¿Cuál es el origen del odio?

¿Dónde se originó y se origina ese sentimiento que tanto daño ha hecho a la humanidad? ¿Qué es la tolerancia?

Las más terribles tragedias de la historia han tenido un origen común: el odio. ¿De dónde viene este sentimiento destructivo? ¿Es algo natural e inevitable, o es posible contrarrestarlo?

¿Conflicto, enojo u odio?

Ahí donde haya dos o más personas, casi seguro que habrá conflicto, y ese conflicto puede generar enojo. Pero el enojo no es lo mismo que el odio. El enojo es una emoción, y como tal, es automático y transitorio, mientras que el odio es un sentimiento en el que ya interviene la conciencia: al enojo, para convertirlo en odio, le agregamos experiencias, motivos (racionales o no) y otras emociones, como el disgusto, y lo volvemos más duradero. Para Aristóteles, además de la duración, el odio tiene una característica que lo diferencia del enojo: quien odia desea la aniquilación del ser odiado.

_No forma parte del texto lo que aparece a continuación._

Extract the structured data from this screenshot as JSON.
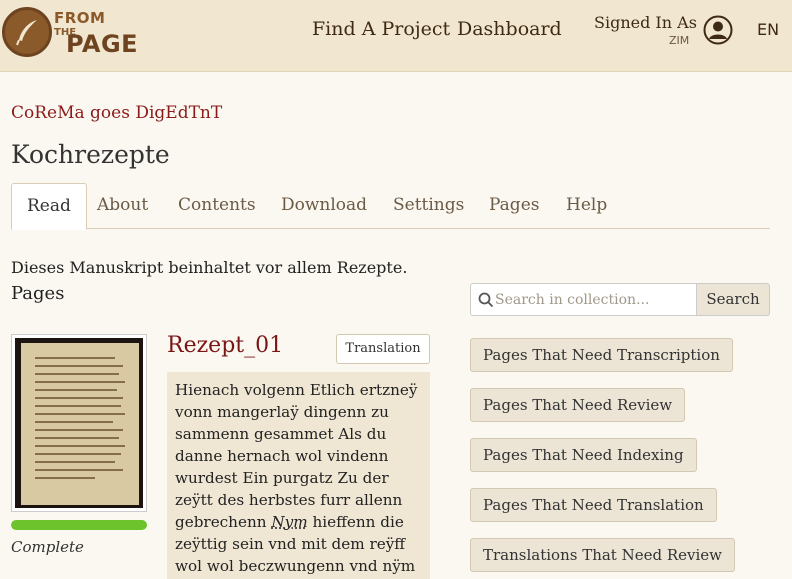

Así que no estamos hablando aquí de cuando decimos “odio la pizza con piña”, que es sólo un modo enfático de decir que no te gusta ese alimento tan delicioso. Tampoco nos referiremos al odio a cualidades negativas del que habla Thiebaut, como decir “odio la impuntualidad”. Estamos hablando del deseo persistente de causarle un mal a alguien más, especialmente a otros grupos humanos.

¿Cuándo empezamos a ser así? 

El psicólogo social James Waller infiere que el odio es nuestra herencia evolutiva. Fue hace muy poco que empezamos a vivir en esto que llamamos civilización: no más de 10 mil años, comparados con los por lo menos 100 mil que tiene nuestra especie. En 90 mil años de ser cazadores y recolectores desarrollamos la cultura, el lenguaje y la compasión, pero también aspectos agresivos que nos ayudaron a sobrevivir. En ese entonces no éramos tantos ni teníamos acceso a tantos recursos como ahora. Imagínate vivir en una tribu nómada… somos sólo unas 100 personas. Conoces a todos y todos te conocemos… pero no identificas a nadie que no sea miembro de tu tribu. Viajamos en grupo buscando alimento y refugio. Sobrevivir ya es de por sí difícil, y el asunto se pone peor cuando nos encontramos con otros seres que están buscando la misma comida y los mismos refugios que nosotros: no son animales salvajes ni monstruos, sino simplemente... otra tribu. Una tribu extraña que provoca miedo.

Etnocentrismo y xenofobia

Según Waller esta cruda competencia favoreció la evolución de sentimientos que permitieran justificar el despojo a los demás e incluso su sometimiento o exterminio. Uno de ellos es el etnocentrismo: la convicción de que nuestra tribu es mejor: la más inteligente, la más fuerte o la más valiosa. Pero es imposible definir la identidad propia sin diferenciarla de la ajena. Por eso también surgió la xenofobia, la aversión a aquellos que no pertenecen a nuestra tribu. Los ajenos serían los tontos, los sucios o simplemente los malos.

Los Kung San del Kalahari viven como en aquellas épocas. Son muy solidarios y generosos entre ellos. Se llaman a sí mismos Zhun/twasi “la gente de verdad”... y en su idioma la palabra para decir “extranjero” es la misma que usan para decir “malvado”. Un pueblo de Nueva Guinea se llaman a sí mismos los “Asmat”, que simplemente significa “las personas, los humanos”. Ahí, extranjero se dice “Manowe”, que se traduce como… “comestible”. 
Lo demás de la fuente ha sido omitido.